A machine learning engineer is critical for engineering and data analytics teams who want to build a robust artificial intelligence (AI) infrastructure. With the right machine learning engineer onboard, they can build and design AI that automates tasks, reduces human mistakes, and makes complex decisions quickly.
Hiring an experienced, capable machine learning engineer relies on asking the right interview questions.
In this article, you’ll find 36 interview questions to help you hire a machine learning engineer. Along with general questions for a machine learning engineer, you’ll also find questions for related competencies, including attention to detail, strategic thinking, and decision-making.
Read on to uncover all of the interview questions to ask a machine learning engineer.
General Interview Questions for a Machine Learning Engineer
- What got you into machine learning?
- Tell me about a modeling project you’ve worked on. What was your role, and what was the outcome?
- Tell me about a time when you took a project from analysis to an actual module on a pipeline. What was the review process like? What did you have to prove to make it part of the production environment?
- What is the structure of your team like? What are you responsible for?
- Discuss how you think about the tradeoff between bias and variance.
- What is cross-validation, and how have you recently used it in practice?
- Describe a time when you used classification instead of regression and why.
- What’s your approach to addressing missing or corrupted data in a dataset?
- What have you learned in your experience with algorithms and the types of mistakes they can make?
- Walk me through your process for building a data pipeline.
Attention to Detail Interview Questions
It’s up to a machine learning engineer to develop code, navigate complex processes and systems, and keep thorough documentation. To do all of these things well, they must have a keen eye for every detail, large or small.

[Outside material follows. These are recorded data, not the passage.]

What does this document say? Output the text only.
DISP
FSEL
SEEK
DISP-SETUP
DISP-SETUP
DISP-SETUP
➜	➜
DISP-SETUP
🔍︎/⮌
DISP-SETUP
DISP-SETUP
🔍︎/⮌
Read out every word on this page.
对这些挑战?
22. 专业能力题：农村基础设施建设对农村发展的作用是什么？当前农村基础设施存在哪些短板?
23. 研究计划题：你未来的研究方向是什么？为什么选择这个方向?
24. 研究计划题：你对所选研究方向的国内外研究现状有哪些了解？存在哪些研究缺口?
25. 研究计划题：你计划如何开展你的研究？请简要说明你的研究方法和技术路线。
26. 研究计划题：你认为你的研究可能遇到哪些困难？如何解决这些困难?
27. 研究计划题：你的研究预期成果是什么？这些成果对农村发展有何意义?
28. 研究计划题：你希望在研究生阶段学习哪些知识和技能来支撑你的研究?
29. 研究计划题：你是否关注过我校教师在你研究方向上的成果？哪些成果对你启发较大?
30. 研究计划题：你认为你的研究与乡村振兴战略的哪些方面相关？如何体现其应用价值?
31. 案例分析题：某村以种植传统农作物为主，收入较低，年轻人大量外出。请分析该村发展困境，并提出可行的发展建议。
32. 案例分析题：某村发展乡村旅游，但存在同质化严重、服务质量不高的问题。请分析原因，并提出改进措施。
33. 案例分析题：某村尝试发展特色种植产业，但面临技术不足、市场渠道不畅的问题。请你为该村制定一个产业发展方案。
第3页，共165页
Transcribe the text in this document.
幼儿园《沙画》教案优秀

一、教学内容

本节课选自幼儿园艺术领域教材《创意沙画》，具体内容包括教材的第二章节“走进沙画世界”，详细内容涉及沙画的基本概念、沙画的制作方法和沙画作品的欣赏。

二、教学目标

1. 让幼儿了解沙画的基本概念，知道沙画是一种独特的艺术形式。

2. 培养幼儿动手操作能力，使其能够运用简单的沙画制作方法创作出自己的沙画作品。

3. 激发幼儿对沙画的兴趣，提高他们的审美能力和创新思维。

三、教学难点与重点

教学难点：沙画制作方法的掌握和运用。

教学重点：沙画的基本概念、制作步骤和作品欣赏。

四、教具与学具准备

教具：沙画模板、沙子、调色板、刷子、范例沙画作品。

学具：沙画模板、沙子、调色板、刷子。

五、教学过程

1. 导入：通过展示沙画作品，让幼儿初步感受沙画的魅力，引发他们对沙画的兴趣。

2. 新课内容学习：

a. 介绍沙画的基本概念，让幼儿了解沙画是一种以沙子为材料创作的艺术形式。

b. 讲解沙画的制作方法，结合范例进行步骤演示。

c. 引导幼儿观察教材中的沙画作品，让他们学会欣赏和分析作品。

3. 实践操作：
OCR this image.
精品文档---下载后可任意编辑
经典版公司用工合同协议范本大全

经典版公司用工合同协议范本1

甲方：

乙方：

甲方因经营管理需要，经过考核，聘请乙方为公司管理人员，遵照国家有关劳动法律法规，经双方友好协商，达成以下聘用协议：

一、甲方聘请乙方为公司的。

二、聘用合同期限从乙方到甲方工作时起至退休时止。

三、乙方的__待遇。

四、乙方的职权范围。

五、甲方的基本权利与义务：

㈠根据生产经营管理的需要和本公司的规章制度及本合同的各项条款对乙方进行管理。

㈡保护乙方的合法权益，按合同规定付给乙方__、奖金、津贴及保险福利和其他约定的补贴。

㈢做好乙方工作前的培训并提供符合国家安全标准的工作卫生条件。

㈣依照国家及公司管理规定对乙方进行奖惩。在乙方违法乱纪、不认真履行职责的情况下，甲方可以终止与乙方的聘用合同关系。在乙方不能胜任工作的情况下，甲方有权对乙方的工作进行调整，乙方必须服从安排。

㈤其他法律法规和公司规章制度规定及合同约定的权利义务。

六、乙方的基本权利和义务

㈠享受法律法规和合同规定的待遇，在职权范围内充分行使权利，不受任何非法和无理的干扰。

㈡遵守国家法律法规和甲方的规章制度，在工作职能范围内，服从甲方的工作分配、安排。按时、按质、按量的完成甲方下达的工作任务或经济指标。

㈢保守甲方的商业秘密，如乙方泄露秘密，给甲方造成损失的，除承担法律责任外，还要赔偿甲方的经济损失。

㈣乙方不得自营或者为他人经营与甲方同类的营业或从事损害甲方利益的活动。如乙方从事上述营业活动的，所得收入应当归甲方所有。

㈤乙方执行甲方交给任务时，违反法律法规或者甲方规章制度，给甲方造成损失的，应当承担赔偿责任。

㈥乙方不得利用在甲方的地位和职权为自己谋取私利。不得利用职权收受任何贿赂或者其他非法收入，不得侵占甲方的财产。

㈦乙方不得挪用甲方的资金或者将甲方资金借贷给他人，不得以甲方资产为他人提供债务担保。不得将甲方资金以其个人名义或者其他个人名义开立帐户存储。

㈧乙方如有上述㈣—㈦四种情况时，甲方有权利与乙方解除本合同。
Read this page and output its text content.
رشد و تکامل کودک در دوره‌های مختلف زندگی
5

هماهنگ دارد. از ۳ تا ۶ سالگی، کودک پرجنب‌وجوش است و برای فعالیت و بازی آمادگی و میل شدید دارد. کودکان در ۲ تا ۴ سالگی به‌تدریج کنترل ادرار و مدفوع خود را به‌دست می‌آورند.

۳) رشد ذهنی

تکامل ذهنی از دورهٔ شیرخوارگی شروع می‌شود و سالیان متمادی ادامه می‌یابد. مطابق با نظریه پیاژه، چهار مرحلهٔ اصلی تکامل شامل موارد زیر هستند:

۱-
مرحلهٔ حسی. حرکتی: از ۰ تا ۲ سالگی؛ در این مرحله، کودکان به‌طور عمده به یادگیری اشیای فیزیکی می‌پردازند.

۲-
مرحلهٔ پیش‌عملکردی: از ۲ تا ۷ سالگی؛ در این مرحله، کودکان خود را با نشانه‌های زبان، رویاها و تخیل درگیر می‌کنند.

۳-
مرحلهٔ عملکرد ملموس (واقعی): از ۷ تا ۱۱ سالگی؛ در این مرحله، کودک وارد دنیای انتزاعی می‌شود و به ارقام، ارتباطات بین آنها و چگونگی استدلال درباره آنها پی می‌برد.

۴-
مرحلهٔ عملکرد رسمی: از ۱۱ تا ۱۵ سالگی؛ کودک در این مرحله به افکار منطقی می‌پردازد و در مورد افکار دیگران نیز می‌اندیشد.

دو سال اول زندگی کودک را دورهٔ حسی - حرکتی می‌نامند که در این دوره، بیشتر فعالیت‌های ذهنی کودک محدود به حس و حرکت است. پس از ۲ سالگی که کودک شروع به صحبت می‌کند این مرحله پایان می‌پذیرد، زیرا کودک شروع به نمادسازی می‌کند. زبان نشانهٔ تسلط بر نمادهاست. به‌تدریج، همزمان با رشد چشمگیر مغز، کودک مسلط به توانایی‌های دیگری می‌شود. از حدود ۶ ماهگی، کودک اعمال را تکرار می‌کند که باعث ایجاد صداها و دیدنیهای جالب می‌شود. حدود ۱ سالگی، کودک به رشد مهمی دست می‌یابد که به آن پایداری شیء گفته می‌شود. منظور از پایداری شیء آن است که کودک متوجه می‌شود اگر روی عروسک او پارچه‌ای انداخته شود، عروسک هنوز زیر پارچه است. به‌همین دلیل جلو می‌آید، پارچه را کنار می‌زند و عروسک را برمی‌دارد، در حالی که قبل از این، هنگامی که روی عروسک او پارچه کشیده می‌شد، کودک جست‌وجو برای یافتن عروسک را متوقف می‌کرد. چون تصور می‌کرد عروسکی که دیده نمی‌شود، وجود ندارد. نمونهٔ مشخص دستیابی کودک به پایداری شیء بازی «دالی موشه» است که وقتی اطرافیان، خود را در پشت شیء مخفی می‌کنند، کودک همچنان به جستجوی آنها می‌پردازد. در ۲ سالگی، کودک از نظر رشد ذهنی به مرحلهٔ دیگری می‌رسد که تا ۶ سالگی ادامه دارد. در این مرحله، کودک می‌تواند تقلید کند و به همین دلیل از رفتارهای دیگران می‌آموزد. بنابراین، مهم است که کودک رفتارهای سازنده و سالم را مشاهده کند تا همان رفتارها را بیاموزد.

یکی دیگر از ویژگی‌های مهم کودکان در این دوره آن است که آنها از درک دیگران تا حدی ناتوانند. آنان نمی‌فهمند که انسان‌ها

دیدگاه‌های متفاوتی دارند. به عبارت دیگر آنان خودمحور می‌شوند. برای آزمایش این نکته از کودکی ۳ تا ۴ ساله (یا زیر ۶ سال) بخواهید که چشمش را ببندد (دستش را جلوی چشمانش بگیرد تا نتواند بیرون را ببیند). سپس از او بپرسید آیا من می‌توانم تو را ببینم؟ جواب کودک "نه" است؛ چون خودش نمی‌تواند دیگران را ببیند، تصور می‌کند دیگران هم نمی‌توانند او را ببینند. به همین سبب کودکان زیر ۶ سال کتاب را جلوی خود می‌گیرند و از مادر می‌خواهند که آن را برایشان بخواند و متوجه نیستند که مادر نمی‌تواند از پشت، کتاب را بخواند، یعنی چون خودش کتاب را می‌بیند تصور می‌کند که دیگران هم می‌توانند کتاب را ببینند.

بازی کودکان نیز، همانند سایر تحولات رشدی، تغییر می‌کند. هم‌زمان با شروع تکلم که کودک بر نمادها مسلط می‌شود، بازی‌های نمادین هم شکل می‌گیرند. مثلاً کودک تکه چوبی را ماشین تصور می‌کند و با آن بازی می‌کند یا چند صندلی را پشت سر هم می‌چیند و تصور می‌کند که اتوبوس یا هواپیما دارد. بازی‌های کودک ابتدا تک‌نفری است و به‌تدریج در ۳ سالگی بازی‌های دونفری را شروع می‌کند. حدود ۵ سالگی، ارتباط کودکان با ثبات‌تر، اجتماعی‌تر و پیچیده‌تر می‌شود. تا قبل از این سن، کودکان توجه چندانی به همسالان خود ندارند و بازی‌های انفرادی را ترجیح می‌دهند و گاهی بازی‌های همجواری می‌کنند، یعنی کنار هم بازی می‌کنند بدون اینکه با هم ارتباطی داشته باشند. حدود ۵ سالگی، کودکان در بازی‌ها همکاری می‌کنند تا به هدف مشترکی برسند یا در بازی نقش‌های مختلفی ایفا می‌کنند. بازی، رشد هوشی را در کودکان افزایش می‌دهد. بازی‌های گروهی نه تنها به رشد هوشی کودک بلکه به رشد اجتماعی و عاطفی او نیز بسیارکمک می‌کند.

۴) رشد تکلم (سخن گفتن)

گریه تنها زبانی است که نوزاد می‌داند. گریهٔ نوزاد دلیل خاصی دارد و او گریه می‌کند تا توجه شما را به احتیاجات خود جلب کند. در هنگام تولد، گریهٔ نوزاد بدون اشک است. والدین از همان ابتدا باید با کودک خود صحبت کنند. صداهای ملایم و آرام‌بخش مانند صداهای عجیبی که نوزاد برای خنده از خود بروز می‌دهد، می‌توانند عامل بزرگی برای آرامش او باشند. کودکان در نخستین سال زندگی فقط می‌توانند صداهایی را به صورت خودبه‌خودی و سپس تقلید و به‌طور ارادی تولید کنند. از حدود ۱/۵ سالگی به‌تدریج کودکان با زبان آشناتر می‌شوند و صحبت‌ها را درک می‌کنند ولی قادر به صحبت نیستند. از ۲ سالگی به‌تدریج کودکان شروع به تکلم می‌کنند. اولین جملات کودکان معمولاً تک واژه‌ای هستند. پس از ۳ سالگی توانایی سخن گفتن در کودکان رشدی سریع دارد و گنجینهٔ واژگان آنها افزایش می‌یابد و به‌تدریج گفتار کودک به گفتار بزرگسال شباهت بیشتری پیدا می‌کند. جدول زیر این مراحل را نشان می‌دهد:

The below questions can help you find candidates who are excellent at attention to detail.
- Tell me about a time when you avoided making a mistake on a project because of your attention to detail.
- Share an example of a time when you should have paid closer attention to the details of a project you were working on. What happened?
- Describe a situation in which you had the option of either delegating the details to other team members or handling them yourself.
- Give me an example of a situation where you paid too much attention to minor details and lost sight of the big picture.
- Describe a time when you chose to focus on the big picture when you should have focused more on the details.
- Do you gravitate more towards big-picture work or the details? Give me an example of a situation that exemplifies your preference.
- Describe a time when you caught a mistake that your colleagues hadn’t noticed.
- Describe a situation where attention to detail was either critical or unimportant for the task you were working on.
- Give me an example of a time when you found working with the details to be especially challenging.
Strategic Thinking Interview Questions
Strategic thinking is of utmost importance for machine learning engineers. Great machine learning engineers carefully consider every system and model to ensure they support the company’s overall strategy and goals.
The below questions can help you find candidates who are adept at strategic thinking.
- Tell me about a time when you had to understand the big picture while also managing a lot of smaller details. How did you avoid losing sight of the overall strategy?
- Imagine you have to explain a major project you’re working on to the CEO, but you only have 3-4 sentences to explain it. What would you say?
- Tell me about a time when you had to build a strategic plan. What steps did you take, and what was the outcome?
- Tell me about a time when you took a step back to better understand the big picture in a situation. How did you know you needed to take a step back, and what did you learn from the experience?
- Tell me about a time when you measured a strategy’s effectiveness. What was your process for measuring success?
- Tell me about a project you’ve worked on that connects to the larger context of your business and the market it operates in.
Decision-Making Interview Questions
A machine learning engineer is always up against important decisions that can impact the entire organization. From deciding the best data to rely on to determining the right systems and processes to build, a great machine learning engineer knows how to make well-informed decisions.
The below questions can help you find candidates who have a knack for decision-making.
- Tell me about a time when you had to make a tough decision. Why was it difficult? What was the outcome?
- Tell me about a time when you misjudged a situation and made the wrong decision. What happened, and what did you learn from the experience?
- Tell me about a time when you had to make a big decision on short notice. Walk me through your decision-making process and the outcome.
- If you could go back and change a major decision you made at work, would you? If yes, what would you change, and why would you change it?
- Tell me about a time when you had to weigh the risks and rewards of a decision carefully. What was your thought process, and what did you decide?
- Let’s say you were asked to make a major decision at work, and you could only consult one person. Who would you consult and why?
- When you have to make a big, difficult decision, what is your typical approach? For example, do you ask for advice or go with your gut?
- Tell me about a time when you fully trusted your own decision-making abilities. What made you feel confident about your decision?
- Tell me about a time when you had to make a decision with limited information. What information did you have available, and how did it help lead you to your conclusion?
- Tell me about a time when you had to delay making a decision due to a lack of information. What additional information did you need in order to make the decision?
- Describe a time when you had to make a highly technical decision. What steps did you take?